Written by Mary Watson, Caine Prize Judge 2016. To find out more about the 2016 judges click here

Judges Series: Finding Something New in the Caine Prize 2016 Shortlist

It’s almost ten years since I last served as a Caine Prize judge. So much has happened. Countless compelling stories, careers taking off, millions of twists and turns on the cultural stage! As an apprentice judge, I experienced much doubt and felt a little overwhelmed. The endless divisions and factions we encounter – African, Nigerian, Ghanaian, Kenyan, black and white, straight, gay, trans. Who was I to critique others? How could I assess the multiple possibilities and varieties that manifested themselves among the entries?

 

But this time, I was happier, more sure-footed. I welcomed the storytellers who insinuated themselves into the few spare hours of my reading day, the ones who seemingly refused to be put aside. They were making up Africa, I felt, showing what the continent is or could be. I liked hanging out with them.

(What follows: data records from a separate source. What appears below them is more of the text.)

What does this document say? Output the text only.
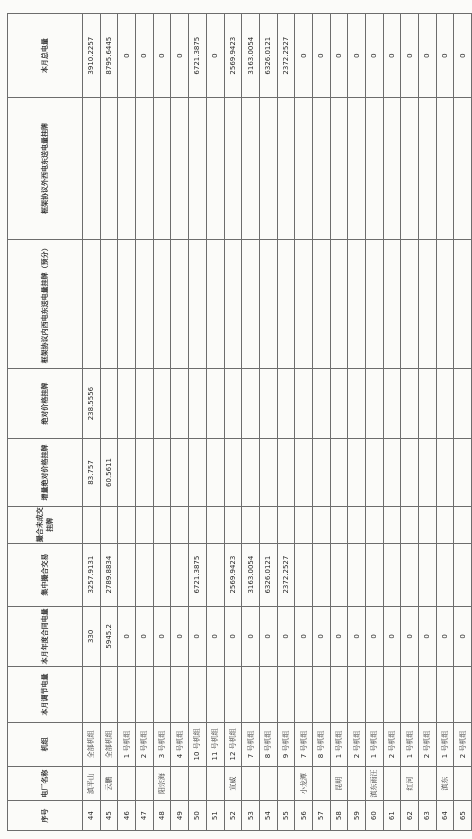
序号	电厂名称	机组	本月调节电量	本月年度合同电量	集中撮合交易	撮合未成交挂牌	增量绝对价格挂牌	绝对价格挂牌	框架协议内西电东送电量挂牌（预分）	框架协议外西电东送电量挂牌	本月总电量
44	滇平山	全部机组		330	3257.9131		83.757	238.5556			3910.2257
45	云鹏	全部机组		5945.2	2789.8834		60.5611				8795.6445
46		1 号机组		0							0
47		2 号机组		0							0
48	阳宗海	3 号机组		0							0
49		4 号机组		0							0
50		10 号机组		0	6721.3875						6721.3875
51		11 号机组		0							0
52	宣威	12 号机组		0	2569.9423						2569.9423
53		7 号机组		0	3163.0054						3163.0054
54		8 号机组		0	6326.0121						6326.0121
55		9 号机组		0	2372.2527						2372.2527
56	小龙潭	7 号机组		0							0
57		8 号机组		0							0
58	昆明	1 号机组		0							0
59		2 号机组		0							0
60	滇东雨汪	1 号机组		0							0
61		2 号机组		0							0
62	红河	1 号机组		0							0
63		2 号机组		0							0
64	滇东	1 号机组		0							0
65		2 号机组		0							0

With those storytellers in the house, I had a feeling of moving around the African continent and beyond, sometimes hearing familiar voices – someone who sounded like my Auntie - or encountering well-known concerns – health problems, fear of mortality and loss - but occasionally feeling here is something genuinely new. Places, characters and emerging styles that bore no resemblance to the stories I’d heard before. I read and re-read. Made lists and made notes, and waited for my fellow judges to tell me who had moved in with them.